Handmade, Fair Trade: A Fair-Trade Buying Guide

A guide to help you find authentic handcrafted pieces that wed aesthetics with social responsibility.

| November/December 2008


New Sprout blankets from Crispina feature recycled materials and come in sizes perfect for baby. $134 to $441

Photo Courtesy of Crispina

Unlike the rational, level-headed comparison shopping that goes into buying a mattress or a refrigerator, purchasing a handmade object—be it a luxurious wool rug or a ceramic vessel—is all about desire: You buy because you just have to have it. Before you let emotion carry you away, consider the following tips. They’ll help make your next purchase beautiful, inside and out.

Artful Selection, Thoughtful Buying

You can use these guidelines when buying from a retail store, direct from an artisan or online.

■ Ask questions. Where are the items made? Who makes them? Under what conditions? What materials were used, and are they natural, replenishable or recycled? Your inquiries show retailers this information matters.

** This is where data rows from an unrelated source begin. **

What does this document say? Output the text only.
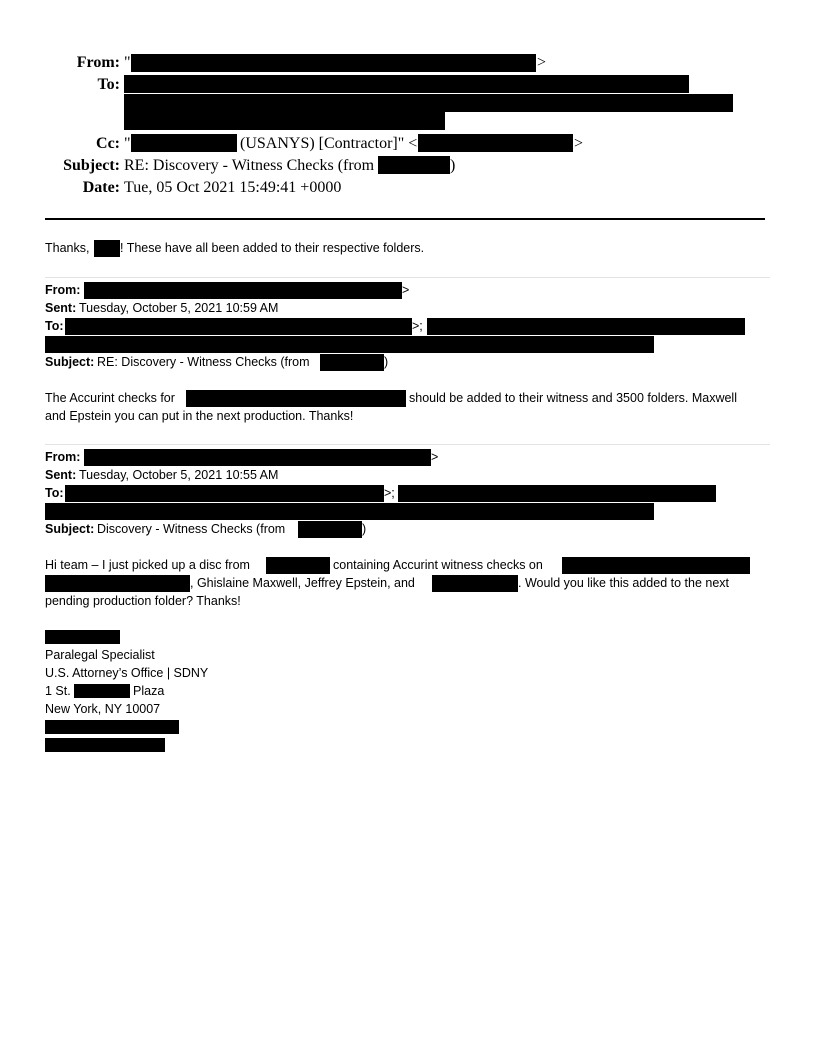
From: "	>
To:
Cc: "	(USANYS) [Contractor]" <	>
Subject: RE: Discovery - Witness Checks (from	)
Date: Tue, 05 Oct 2021 15:49:41 +0000
Thanks, ! These have all been added to their respective folders.
From:	>
Sent: Tuesday, October 5, 2021 10:59 AM
To:	>;
Subject: RE: Discovery - Witness Checks (from	)
The Accurint checks for	should be added to their witness and 3500 folders. Maxwell
and Epstein you can put in the next production. Thanks!
From:	>
Sent: Tuesday, October 5, 2021 10:55 AM
To:	>;
Subject: Discovery - Witness Checks (from	)
Hi team – I just picked up a disc from	containing Accurint witness checks on
, Ghislaine Maxwell, Jeffrey Epstein, and	. Would you like this added to the next
pending production folder? Thanks!
Paralegal Specialist
U.S. Attorney’s Office | SDNY
1 St.	Plaza
New York, NY 10007
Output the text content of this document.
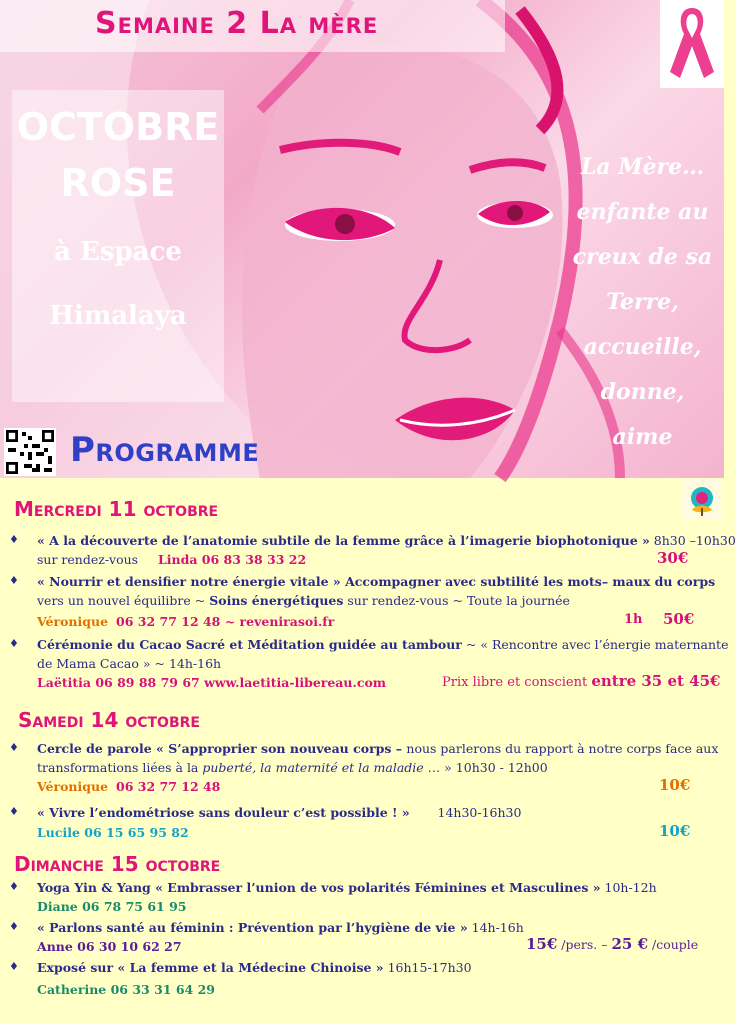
Semaine 2 La mère
OCTOBRE
ROSE
à Espace
Himalaya
La Mère…
enfante au
creux de sa
Terre,
accueille,
donne,
aime
Programme
Mercredi 11 octobre
♦ « A la découverte de l’anatomie subtile de la femme grâce à l’imagerie biophotonique » 8h30 –10h30
sur rendez-vous Linda 06 83 38 33 22	30€
♦ « Nourrir et densifier notre énergie vitale » Accompagner avec subtilité les mots– maux du corps
vers un nouvel équilibre ~ Soins énergétiques sur rendez-vous ~ Toute la journée
Véronique 06 32 77 12 48 ~ revenirasoi.fr	1h 50€
♦ Cérémonie du Cacao Sacré et Méditation guidée au tambour ~ « Rencontre avec l’énergie maternante
de Mama Cacao » ~ 14h-16h
Laëtitia 06 89 88 79 67 www.laetitia-libereau.com	Prix libre et conscient entre 35 et 45€
Samedi 14 octobre
♦ Cercle de parole « S’approprier son nouveau corps – nous parlerons du rapport à notre corps face aux
transformations liées à la puberté, la maternité et la maladie … » 10h30 - 12h00
Véronique 06 32 77 12 48	10€
♦ « Vivre l’endométriose sans douleur c’est possible ! » 14h30-16h30
Lucile 06 15 65 95 82	10€
Dimanche 15 octobre
♦ Yoga Yin & Yang « Embrasser l’union de vos polarités Féminines et Masculines » 10h-12h
Diane 06 78 75 61 95
♦ « Parlons santé au féminin : Prévention par l’hygiène de vie » 14h-16h
Anne 06 30 10 62 27	15€ /pers. – 25 € /couple
♦ Exposé sur « La femme et la Médecine Chinoise » 16h15-17h30
Catherine 06 33 31 64 29
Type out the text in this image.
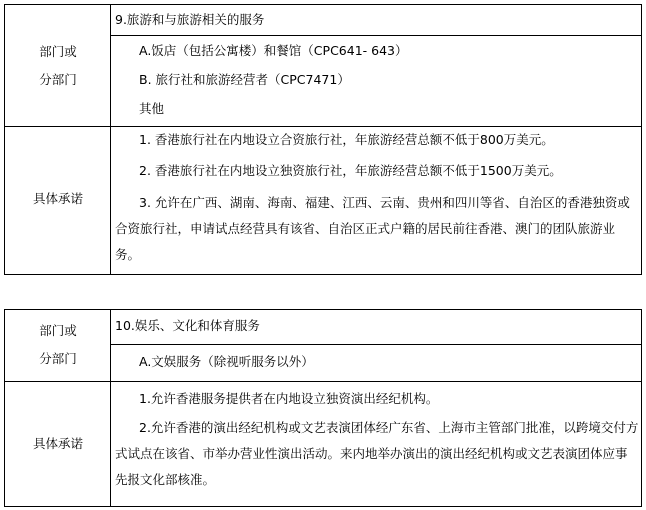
部门或
分部门
9.旅游和与旅游相关的服务
A.饭店（包括公寓楼）和餐馆（CPC641- 643）
B. 旅行社和旅游经营者（CPC7471）
其他
具体承诺
1. 香港旅行社在内地设立合资旅行社，年旅游经营总额不低于800万美元。
2. 香港旅行社在内地设立独资旅行社，年旅游经营总额不低于1500万美元。
3. 允许在广西、湖南、海南、福建、江西、云南、贵州和四川等省、自治区的香港独资或合资旅行社，申请试点经营具有该省、自治区正式户籍的居民前往香港、澳门的团队旅游业务。
部门或
分部门
10.娱乐、文化和体育服务
A.文娱服务（除视听服务以外）
具体承诺
1.允许香港服务提供者在内地设立独资演出经纪机构。
2.允许香港的演出经纪机构或文艺表演团体经广东省、上海市主管部门批准，以跨境交付方式试点在该省、市举办营业性演出活动。来内地举办演出的演出经纪机构或文艺表演团体应事先报文化部核准。
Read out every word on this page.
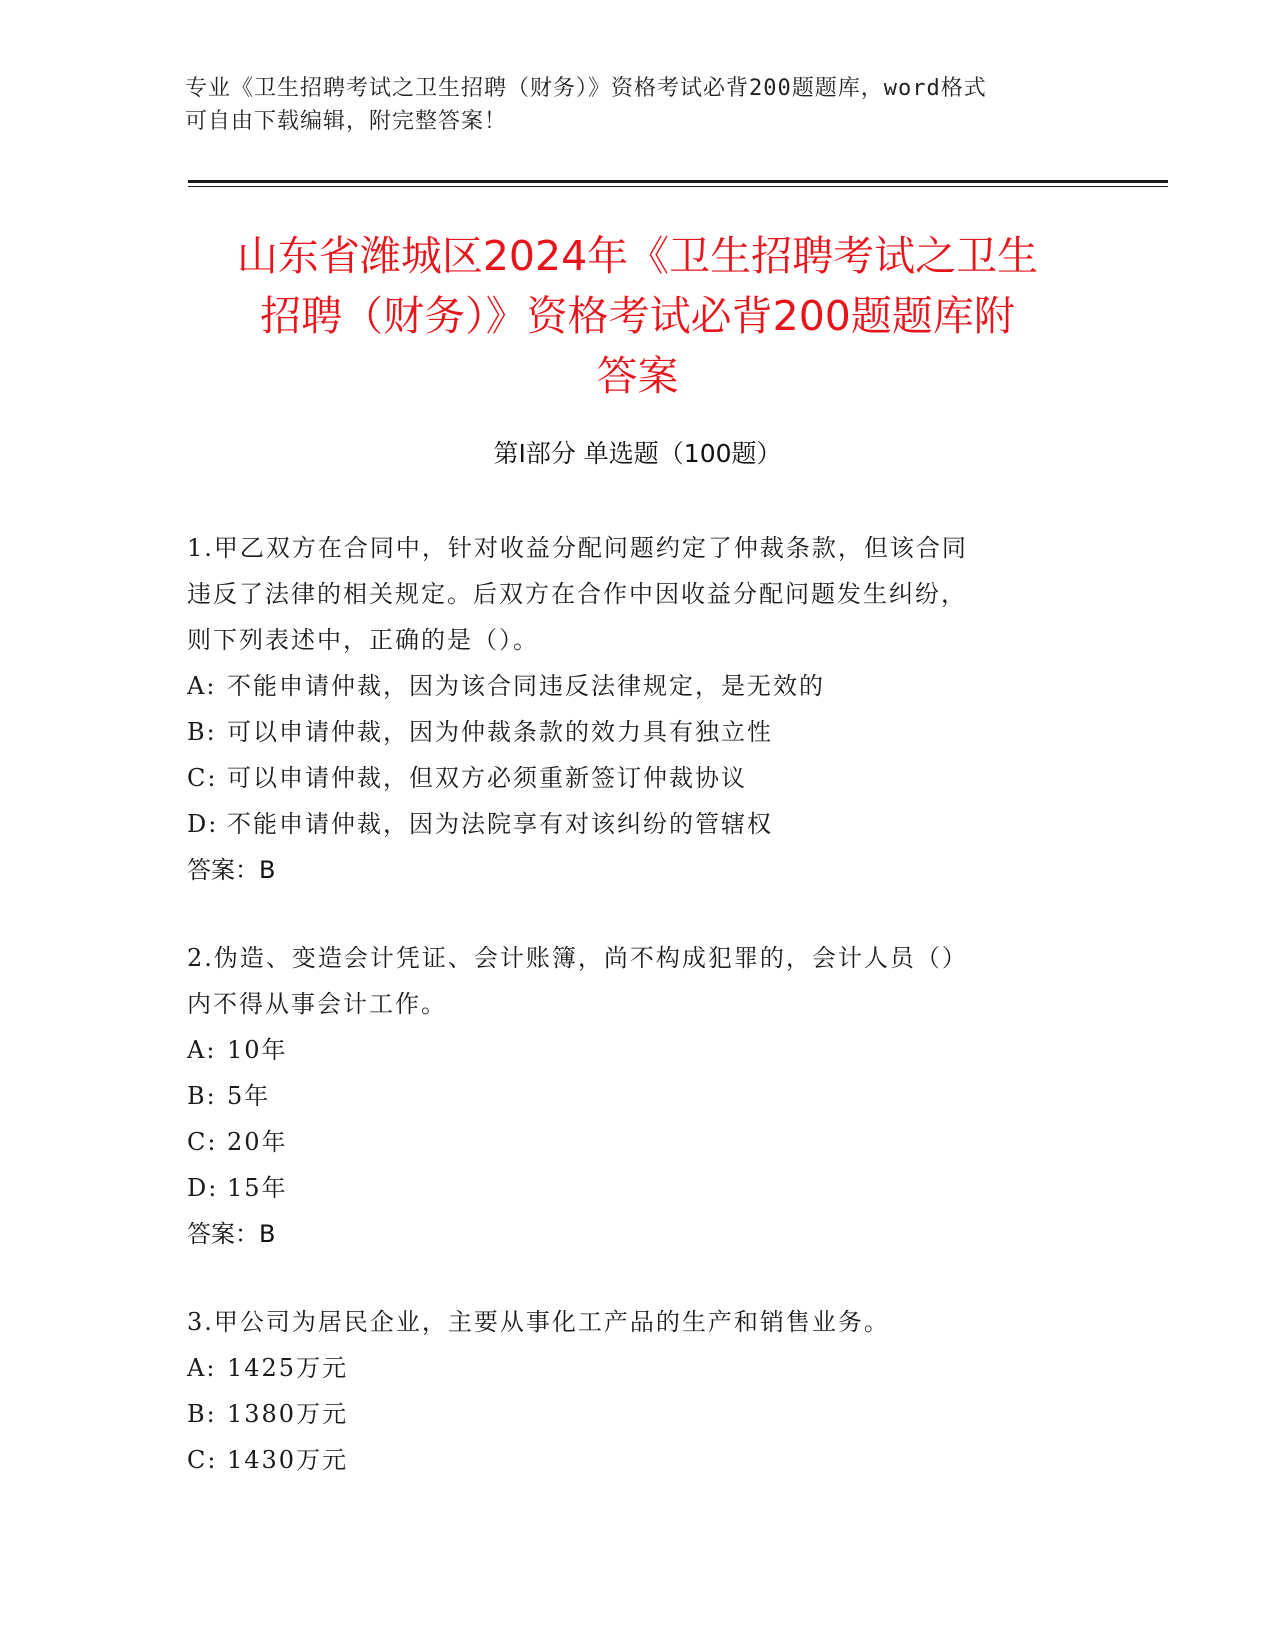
专业《卫生招聘考试之卫生招聘（财务）》资格考试必背200题题库，word格式
可自由下载编辑，附完整答案！
山东省潍城区2024年《卫生招聘考试之卫生
招聘（财务）》资格考试必背200题题库附
答案
第Ⅰ部分 单选题（100题）
1.甲乙双方在合同中，针对收益分配问题约定了仲裁条款，但该合同
违反了法律的相关规定。后双方在合作中因收益分配问题发生纠纷，
则下列表述中，正确的是（）。
A: 不能申请仲裁，因为该合同违反法律规定，是无效的
B: 可以申请仲裁，因为仲裁条款的效力具有独立性
C: 可以申请仲裁，但双方必须重新签订仲裁协议
D: 不能申请仲裁，因为法院享有对该纠纷的管辖权
答案：B
2.伪造、变造会计凭证、会计账簿，尚不构成犯罪的，会计人员（）
内不得从事会计工作。
A: 10年
B: 5年
C: 20年
D: 15年
答案：B
3.甲公司为居民企业，主要从事化工产品的生产和销售业务。
A: 1425万元
B: 1380万元
C: 1430万元
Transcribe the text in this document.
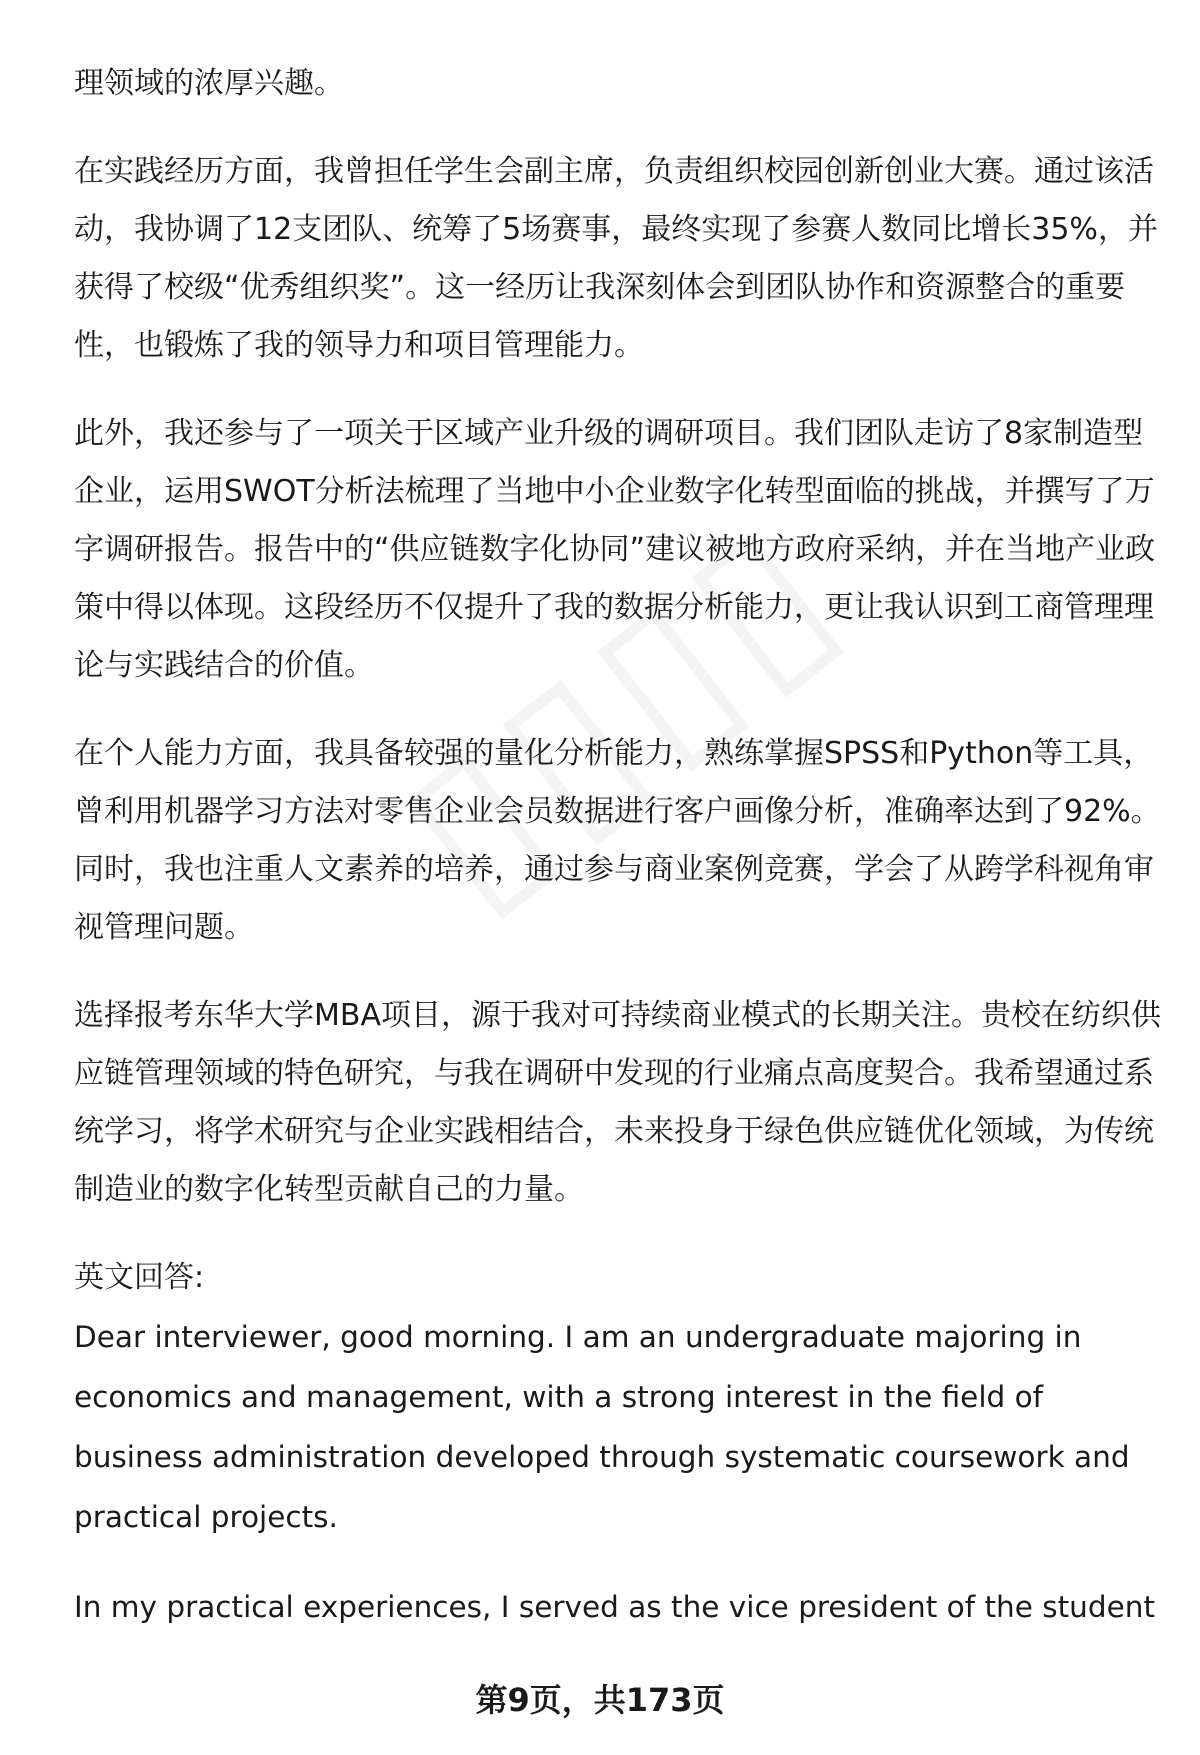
理领域的浓厚兴趣。

在实践经历方面，我曾担任学生会副主席，负责组织校园创新创业大赛。通过该活动，我协调了12支团队、统筹了5场赛事，最终实现了参赛人数同比增长35%，并获得了校级“优秀组织奖”。这一经历让我深刻体会到团队协作和资源整合的重要性，也锻炼了我的领导力和项目管理能力。

此外，我还参与了一项关于区域产业升级的调研项目。我们团队走访了8家制造型企业，运用SWOT分析法梳理了当地中小企业数字化转型面临的挑战，并撰写了万字调研报告。报告中的“供应链数字化协同”建议被地方政府采纳，并在当地产业政策中得以体现。这段经历不仅提升了我的数据分析能力，更让我认识到工商管理理论与实践结合的价值。

在个人能力方面，我具备较强的量化分析能力，熟练掌握SPSS和Python等工具，曾利用机器学习方法对零售企业会员数据进行客户画像分析，准确率达到了92%。同时，我也注重人文素养的培养，通过参与商业案例竞赛，学会了从跨学科视角审视管理问题。

选择报考东华大学MBA项目，源于我对可持续商业模式的长期关注。贵校在纺织供应链管理领域的特色研究，与我在调研中发现的行业痛点高度契合。我希望通过系统学习，将学术研究与企业实践相结合，未来投身于绿色供应链优化领域，为传统制造业的数字化转型贡献自己的力量。

英文回答:

Dear interviewer, good morning. I am an undergraduate majoring in economics and management, with a strong interest in the field of business administration developed through systematic coursework and practical projects.

In my practical experiences, I served as the vice president of the student

第9页，共173页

■ Seek authenticity. If the price seems too good to be true, it probably is. Mass-produced knockoffs drive legitimate artisans out of business and deprive you of an authentic work of art. Buy from merchants you know and trust, and investigate the reputations of those new to you.

■  Buy direct. Wholesalers and importers who are committed to fair trade play an important role in helping artisans get their products to major markets. Retailers such as Novica, Ten Thousand Villages, Aid to Artisans and A Greater Gift base their business models on buying directly from the makers.

■ Stay informed. Organizations such as the Rugmark Foundation, the Fair Trade Federation and Co-op America are advocates for fair trade standards, which ensure workers are paid reasonable wages, young children are not employed and working conditions are decent.

■ Check labels. Labels and tags can provide helpful clues about a handcraft’s origin and the conditions under which it was made. Carpet makers who participate in the Rugmark child-labor monitoring program are allowed to use its label. The Forest Stewardship Council (FSC) certifies sustainably harvested wood products, and the logo is recognized worldwide. Businesses that are members of either the Fair Trade Federation or Co-op America often carry the endorsements on the label. When all else fails, check a product’s place of origin. If the Southwestern-looking vase you’re about to purchase says “Made in China” on the label, you can be certain it isn’t authentic.